From Etceterini expert John De Boer:  "The Atlas/Allied fiberglass "Cisitalia 202 copy" coupe were made in some numbers and some of the anecdotal "connections" mentioned may be confused based on assumptions that these bodies are rarer than they actually are. 

For example, my brother has a white one on an MGTD chassis and it had been fitted in the 1960's presumably with a Ford 289. Many years ago I compiled a bit of information and even wrote a brief story for a local MG club newsletter in response to a member having shared a photo of another car that he saw.  

I have not yet made a serious study and am not yet aware of any definitive way to differentiate between an Atlas body and an Allied body.  If Multiplex also made a small batch, that is of interest.  The only "Multiplex" reference I have noted thus far is for a car raced by "Harry Fanelli" at Sowega in 1953, race #109, the entry having come from "Henry G. Fanelli" of New Rochelle, NY.  The car, in a distant photo that appeared in Road & Track (2//54 p29), looked not so much like a Cisitalia but resembled more a Siata-Ford that had not yet arrived in the USA as of 1953. 

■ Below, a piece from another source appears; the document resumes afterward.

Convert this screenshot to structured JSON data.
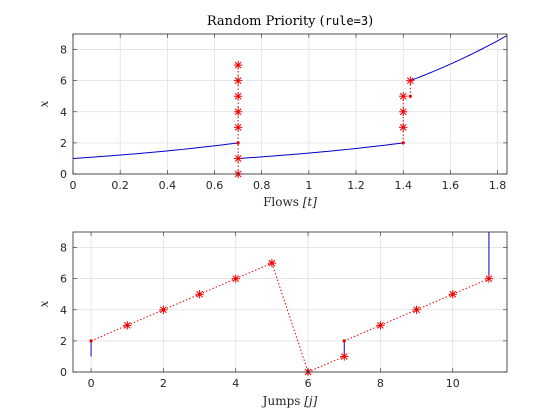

If there is an alloy body "master" for the Multiplex version, then I have to wonder if the body was removed from a Cisitalia ... which did happen to at least one car in the East. The west coast Atlas project mold was reputedly taken from Bob Petersen's (Petersen Publications = Motor Trend, etc.) Cisitalia 202 but I don't have any idea yet as to which car that might have been or if Petersen even owned one.  That story may have been a confusion with another car as well.